Re: [rfc] Near-constant time directory index for Ext2

From: Andries.Brouwer@cwi.nl
Date: Thu Feb 22 2001 - 20:52:48 EST


>> idea of using crc32 as the default hash function

> I once liked those things, too - but I've learned better since.

> A universal class of hashing functions is a class with the property that
> given any input, the average performance of all the functions is good.
> For example, h(k) = (a * k + b) mod m with integers a != 0 and b is
> a universal class of hash functions.

Here a != 0 should be (a,m) = 1.

> for(i=0; *s; s++) i = 131*i + *s;

Yes, that is a good function.

(Also because 131 has only 3 bits, so that there is a cheap shift and add
implementation.)

I did some random tests, on the one hand on a collection of 557398 file
names (last part of path names) in a file system here.
On the other hand on an artificially generated sequence of file names
with increasing number tails: foo0001, foo0002, ...

On the first collection the choice of multiplier didnt really matter
provided that it was odd and not too close to a power of two.
The smallest number with good behaviour was 11, the winner was 51.

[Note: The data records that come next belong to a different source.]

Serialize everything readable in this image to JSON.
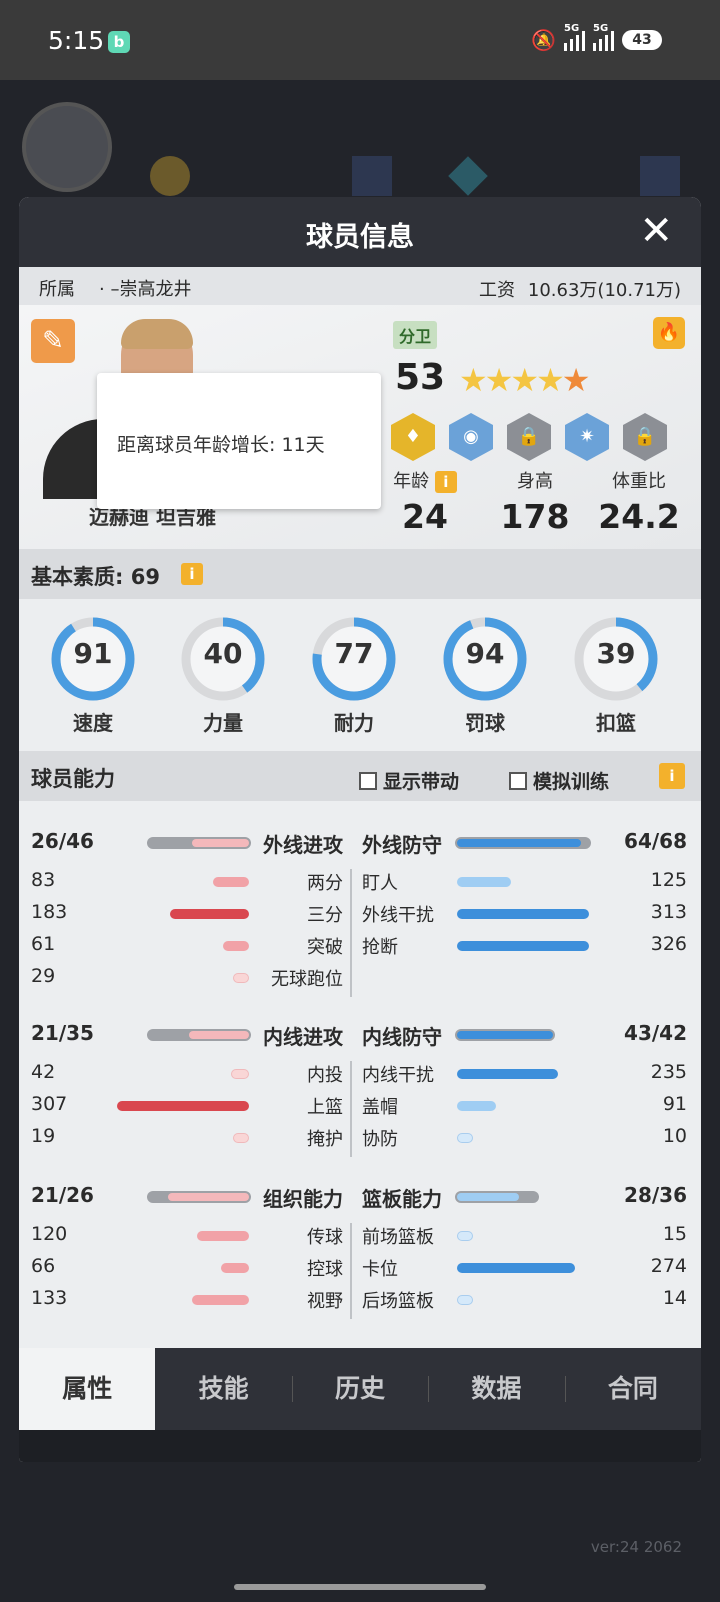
{
  "status": {
    "time": "5:15",
    "battery": "43"
  },
  "background": {
    "version": "ver:24  2062"
  },
  "modal": {
    "title": "球员信息",
    "team_label": "所属",
    "team": "· –崇高龙井",
    "salary_label": "工资",
    "salary": "10.63万(10.71万)"
  },
  "player": {
    "name": "迈赫迪 坦吉雅",
    "position": "分卫",
    "rating": "53",
    "stars": 4.5,
    "tooltip": "距离球员年龄增长: 11天",
    "age_label": "年龄",
    "age": "24",
    "height_label": "身高",
    "height": "178",
    "bmi_label": "体重比",
    "bmi": "24.2"
  },
  "basic": {
    "title": "基本素质: 69",
    "items": [
      {
        "label": "速度",
        "value": "91"
      },
      {
        "label": "力量",
        "value": "40"
      },
      {
        "label": "耐力",
        "value": "77"
      },
      {
        "label": "罚球",
        "value": "94"
      },
      {
        "label": "扣篮",
        "value": "39"
      }
    ]
  },
  "abilities": {
    "title": "球员能力",
    "show_drive": "显示带动",
    "sim_train": "模拟训练",
    "groups": [
      {
        "left_score": "26/46",
        "left_name": "外线进攻",
        "right_name": "外线防守",
        "right_score": "64/68",
        "left_items": [
          {
            "value": "83",
            "name": "两分"
          },
          {
            "value": "183",
            "name": "三分"
          },
          {
            "value": "61",
            "name": "突破"
          },
          {
            "value": "29",
            "name": "无球跑位"
          }
        ],
        "right_items": [
          {
            "name": "盯人",
            "value": "125"
          },
          {
            "name": "外线干扰",
            "value": "313"
          },
          {
            "name": "抢断",
            "value": "326"
          }
        ]
      },
      {
        "left_score": "21/35",
        "left_name": "内线进攻",
        "right_name": "内线防守",
        "right_score": "43/42",
        "left_items": [
          {
            "value": "42",
            "name": "内投"
          },
          {
            "value": "307",
            "name": "上篮"
          },
          {
            "value": "19",
            "name": "掩护"
          }
        ],
        "right_items": [
          {
            "name": "内线干扰",
            "value": "235"
          },
          {
            "name": "盖帽",
            "value": "91"
          },
          {
            "name": "协防",
            "value": "10"
          }
        ]
      },
      {
        "left_score": "21/26",
        "left_name": "组织能力",
        "right_name": "篮板能力",
        "right_score": "28/36",
        "left_items": [
          {
            "value": "120",
            "name": "传球"
          },
          {
            "value": "66",
            "name": "控球"
          },
          {
            "value": "133",
            "name": "视野"
          }
        ],
        "right_items": [
          {
            "name": "前场篮板",
            "value": "15"
          },
          {
            "name": "卡位",
            "value": "274"
          },
          {
            "name": "后场篮板",
            "value": "14"
          }
        ]
      }
    ]
  },
  "tabs": [
    "属性",
    "技能",
    "历史",
    "数据",
    "合同"
  ]
}
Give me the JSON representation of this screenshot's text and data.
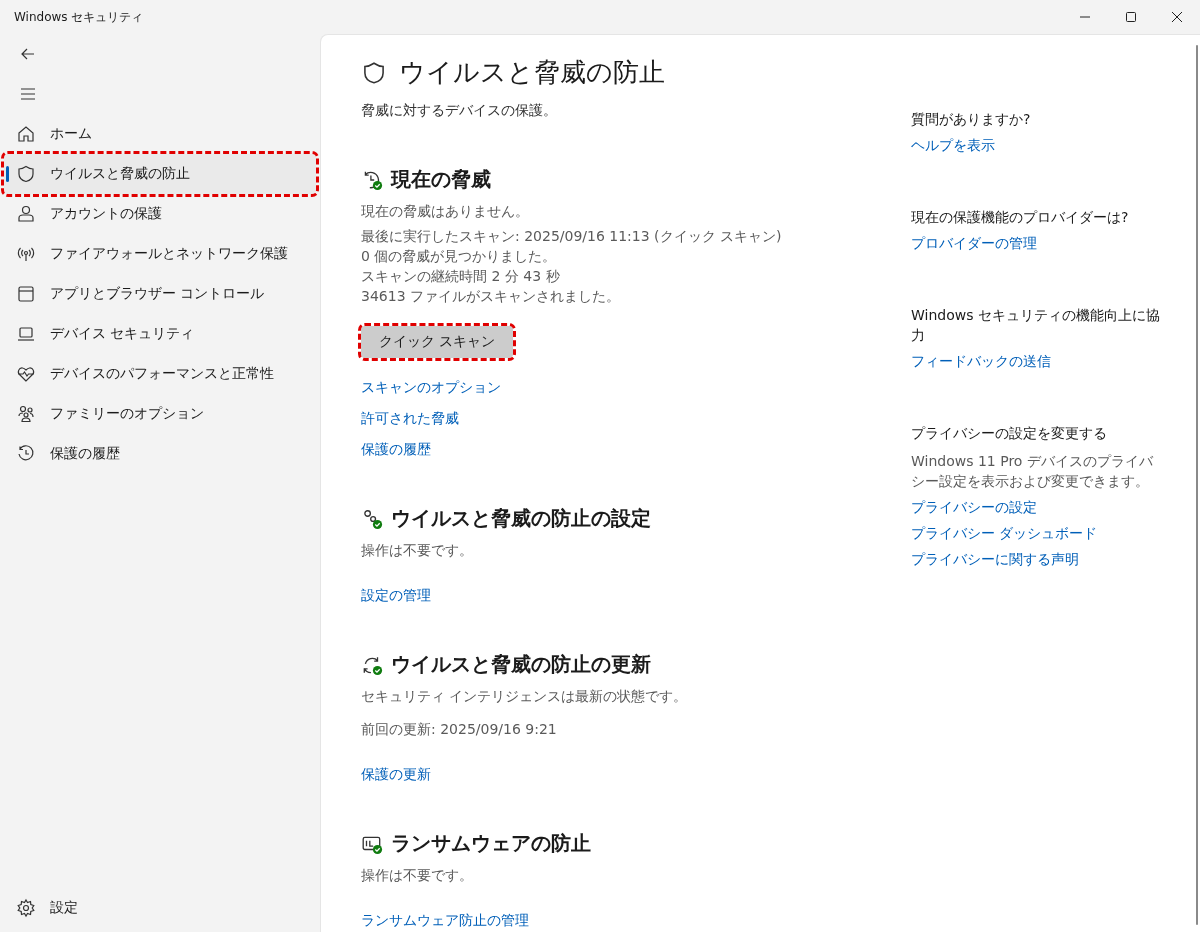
{
  "window": {
    "title": "Windows セキュリティ",
    "controls": [
      {
        "kind": "minimize"
      },
      {
        "kind": "maximize"
      },
      {
        "kind": "close"
      }
    ]
  },
  "sidebar": {
    "items": [
      {
        "label": "ホーム",
        "kind": "home",
        "selected": false,
        "annotated": false
      },
      {
        "label": "ウイルスと脅威の防止",
        "kind": "shield",
        "selected": true,
        "annotated": true
      },
      {
        "label": "アカウントの保護",
        "kind": "person",
        "selected": false,
        "annotated": false
      },
      {
        "label": "ファイアウォールとネットワーク保護",
        "kind": "antenna",
        "selected": false,
        "annotated": false
      },
      {
        "label": "アプリとブラウザー コントロール",
        "kind": "window",
        "selected": false,
        "annotated": false
      },
      {
        "label": "デバイス セキュリティ",
        "kind": "laptop",
        "selected": false,
        "annotated": false
      },
      {
        "label": "デバイスのパフォーマンスと正常性",
        "kind": "heart",
        "selected": false,
        "annotated": false
      },
      {
        "label": "ファミリーのオプション",
        "kind": "family",
        "selected": false,
        "annotated": false
      },
      {
        "label": "保護の履歴",
        "kind": "history",
        "selected": false,
        "annotated": false
      }
    ],
    "settings": {
      "label": "設定"
    }
  },
  "page": {
    "title": "ウイルスと脅威の防止",
    "subtitle": "脅威に対するデバイスの保護。"
  },
  "sections": [
    {
      "kind": "history",
      "title": "現在の脅威",
      "status": "現在の脅威はありません。",
      "details": [
        "最後に実行したスキャン: 2025/09/16 11:13 (クイック スキャン)",
        "0 個の脅威が見つかりました。",
        "スキャンの継続時間 2 分 43 秒",
        "34613 ファイルがスキャンされました。"
      ],
      "button": {
        "label": "クイック スキャン",
        "annotated": true
      },
      "links": [
        "スキャンのオプション",
        "許可された脅威",
        "保護の履歴"
      ]
    },
    {
      "kind": "gears",
      "title": "ウイルスと脅威の防止の設定",
      "status": "操作は不要です。",
      "links": [
        "設定の管理"
      ]
    },
    {
      "kind": "refresh",
      "title": "ウイルスと脅威の防止の更新",
      "status": "セキュリティ インテリジェンスは最新の状態です。",
      "details": [
        "前回の更新: 2025/09/16 9:21"
      ],
      "links": [
        "保護の更新"
      ]
    },
    {
      "kind": "folder",
      "title": "ランサムウェアの防止",
      "status": "操作は不要です。",
      "links": [
        "ランサムウェア防止の管理"
      ]
    }
  ],
  "aside": [
    {
      "heading": "質問がありますか?",
      "links": [
        "ヘルプを表示"
      ]
    },
    {
      "heading": "現在の保護機能のプロバイダーは?",
      "links": [
        "プロバイダーの管理"
      ]
    },
    {
      "heading": "Windows セキュリティの機能向上に協力",
      "links": [
        "フィードバックの送信"
      ]
    },
    {
      "heading": "プライバシーの設定を変更する",
      "text": "Windows 11 Pro デバイスのプライバシー設定を表示および変更できます。",
      "links": [
        "プライバシーの設定",
        "プライバシー ダッシュボード",
        "プライバシーに関する声明"
      ]
    }
  ]
}
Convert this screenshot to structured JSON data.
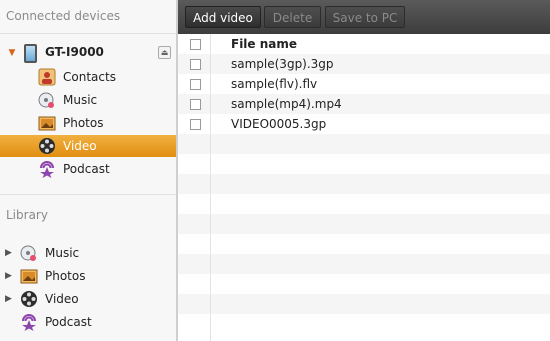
{
  "sidebar": {
    "connected_header": "Connected devices",
    "device": {
      "name": "GT-I9000"
    },
    "device_items": [
      {
        "label": "Contacts"
      },
      {
        "label": "Music"
      },
      {
        "label": "Photos"
      },
      {
        "label": "Video"
      },
      {
        "label": "Podcast"
      }
    ],
    "library_header": "Library",
    "library_items": [
      {
        "label": "Music"
      },
      {
        "label": "Photos"
      },
      {
        "label": "Video"
      },
      {
        "label": "Podcast"
      }
    ]
  },
  "toolbar": {
    "add_video": "Add video",
    "delete": "Delete",
    "save_to_pc": "Save to PC"
  },
  "file_list": {
    "header": "File name",
    "rows": [
      {
        "name": "sample(3gp).3gp"
      },
      {
        "name": "sample(flv).flv"
      },
      {
        "name": "sample(mp4).mp4"
      },
      {
        "name": "VIDEO0005.3gp"
      }
    ]
  },
  "colors": {
    "active": "#e89c20",
    "toolbar": "#444444"
  }
}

(51 has 4 bits, but is not more expensive because they are evenly spaced:
        /* 51x = 17*3*x */
        x += (x << 1);
        x += (x << 4);
)

On the second collection there were large differences between multipliers.
The clear winner was 11.

Some numbers:

Hash 557398 actual names, using
        hash(unsigned char *s) {
                unsigned int h = 0;

                while(*s)
                        h = m*h + *s++;
                return h % sz;
        }
for various values of m and powers of two sz (so that the % is an AND).
Report min, max, average length of hash chain, and standard deviation.
Of course min and max should be close to average and stddev should be small.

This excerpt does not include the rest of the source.